At the same time, he wrote, there was good evidence that the admitting-privileges requirement caused the number of abortion clinics in Texas to drop from 40 to 20.

In a second dissent, Justice Alito, joined by Chief Justice Roberts and Justice Thomas, said the causal link between the law and the closings was unproven. Withdrawal of state funds, a decline in the demand for abortions and doctors’ retirements may have played a role, Justice Alito wrote.

Justice Breyer wrote that the requirement that abortion clinics meet the demanding and elaborate standards for ambulatory surgical centers also did more harm than good.

“Abortions taking place in an abortion facility are safe — indeed, safer than numerous procedures that take place outside hospitals and to which Texas does not apply its surgical-center requirements,” he wrote, reviewing the evidence. “Nationwide, childbirth is 14 times more likely than abortion to result in death, but Texas law allows a midwife to oversee childbirth in the patient’s own home.”

In dissent, Justice Alito said there was good reason to think that the restrictions were meant to protect women. “The law was one of many enacted by states in the wake of the Kermit Gosnell scandal, in which a physician who ran an abortion clinic in Philadelphia was convicted for the first degree murder of three infants who were born alive and for the manslaughter of a patient,” he wrote.

Justice Breyer acknowledged that “Gosnell’s behavior was terribly wrong.”

“But,” he added, “there is no reason to believe that an extra layer of regulation would have affected that behavior.”

The clinics challenging the law said it had already caused about half the state’s 41 abortion clinics to close. If the contested provisions had taken full effect, they said, the number of clinics would again be cut in half.

The Supreme Court’s decision rippled through the presidential campaign, with Democrats and Republicans looking to rally voters with reminders that the future of the court is at stake.

The next president will have at least one and potentially several vacancies to fill, and Hillary Clinton and Donald J. Trump have both warned that the fate of laws on immigration, guns and abortion will most likely be determined by who gets to fill those openings.

Mrs. Clinton, the presumptive Democratic nominee, seized on the court’s ruling to warn that Mr. Trump, her Republican opponent, poses a threat to women. She recalled his suggestion this year that abortion should be banned and that women who violate that ban should be penalized. She also said that with other states also seeking to restrict access to abortions and with Republicans seeking to defund Planned Parenthood, proponents of abortions rights could not afford to let up.

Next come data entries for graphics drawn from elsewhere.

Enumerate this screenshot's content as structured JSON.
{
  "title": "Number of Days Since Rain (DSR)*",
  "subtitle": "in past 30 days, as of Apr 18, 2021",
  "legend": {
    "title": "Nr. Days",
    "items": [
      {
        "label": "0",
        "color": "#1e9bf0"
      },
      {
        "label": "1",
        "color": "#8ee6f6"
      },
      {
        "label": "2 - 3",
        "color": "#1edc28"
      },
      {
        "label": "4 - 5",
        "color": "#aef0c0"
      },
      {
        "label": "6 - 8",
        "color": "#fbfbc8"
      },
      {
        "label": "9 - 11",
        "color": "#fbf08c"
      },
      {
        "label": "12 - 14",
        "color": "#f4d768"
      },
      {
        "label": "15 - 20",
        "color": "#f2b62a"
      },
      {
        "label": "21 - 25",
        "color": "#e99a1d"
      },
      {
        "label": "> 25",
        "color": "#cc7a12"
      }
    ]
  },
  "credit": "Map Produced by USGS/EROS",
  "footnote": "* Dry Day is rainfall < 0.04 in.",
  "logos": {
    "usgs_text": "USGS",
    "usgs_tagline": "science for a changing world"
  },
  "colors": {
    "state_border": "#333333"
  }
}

“We’ve seen a concerted, persistent attack on women’s health and rights at the federal level,” Mrs. Clinton said in a statement. “Meanwhile, Donald Trump has said women should be punished for having abortions.”

Mr. Trump has since retracted his assertion that women should be punished for having abortions, but the re-emergence of the issue is likely to put him on the defensive because of his previous support of abortion rights.

Mr. Trump made no direct public comments on Monday’s decision.

Still, for many Republicans, the decision added urgency to their desire to keep Mrs. Clinton from winning the presidency.

“Today’s disappointing decision is another reminder of what’s at stake in this election and why we can’t afford to let Hillary Clinton win,” Reince Priebus, the chairman of the Republican National Committee, said.